The goal is to use new EO data to quantify changes in the mass balance of the cryosphere and to develop new models to represent the relevant processes in coupled climate prediction models. Priorities in this theme include:

• Continuing investigations of using the OPA ocean model in the Arctic
• Testing melt pond physics in the sea ice-ocean model
• Determination of trends in Arctic ice thickness time-series from ERS-1/2, Envisat
• Validation of Envisat absolute thickness using in-situ data
• Development of new anisotropic sea ice rheology model using high resolution SAR data
• Improved GCM representation of sea ice-ocean edge
• Development of a new prognostic solver for ice-thickness using the Piecewise Parabolic Method for ice shelves
• Refinement of the existing plume model of ice shelf – ocean interaction to make more it suitable for climate studies (in particular, simplification of momentum balance, allowing flow within the ambient water mass and modularization of code)

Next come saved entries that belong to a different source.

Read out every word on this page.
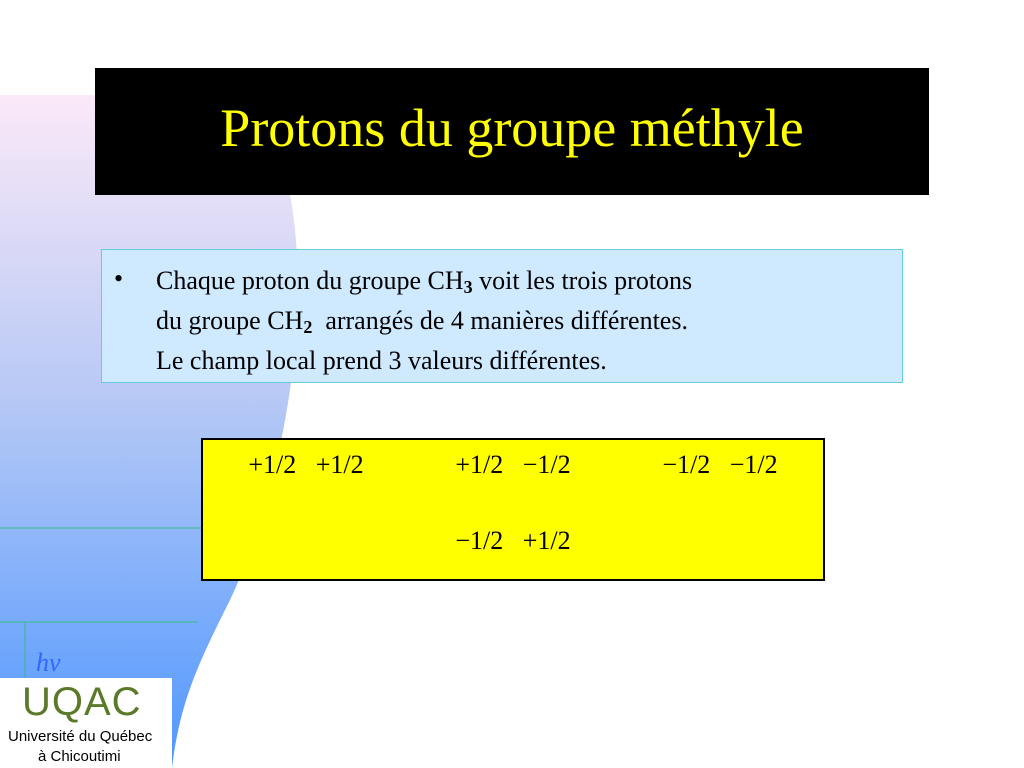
Protons du groupe méthyle
• Chaque proton du groupe $CH_3$ voit les trois protons
du groupe $CH_2$  arrangés de 4 manières différentes.
Le champ local prend 3 valeurs différentes.
+1/2   +1/2	+1/2   −1/2
−1/2   +1/2
−1/2   −1/2
hν
UQAC
Université du Québec
à Chicoutimi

• Application of the validated model to Pine Island Glacier and either Ross or Ronne-Filchner ice shelf/stream systems (chosen as hot-cold end members)
• Development, via a full Stoke's non-linear model, parameterisations of the floating point (grounding line) in lower order models.
• Determination, using InSAR, the ice discharge of key Antarctic and Greenland Ice Sheet outlet glaciers at one epoch
• Estimation rate of basal ice melting beneath an Antarctic ice shelf as a combination of steady-state melting and thickness changes.
• Investigation of initial data from CryoSat-2
• Develop tidal predictions for Antarctic Ice Shelves
• Determine rates of Antarctic ice shelf thickness change using ERS-1/2, Envisat.

Arctic sea ice thickness measured using altimeter data.	Arctic sea ice
ESA's Cryosat satellite will make detailed measurements of sea ice thickness.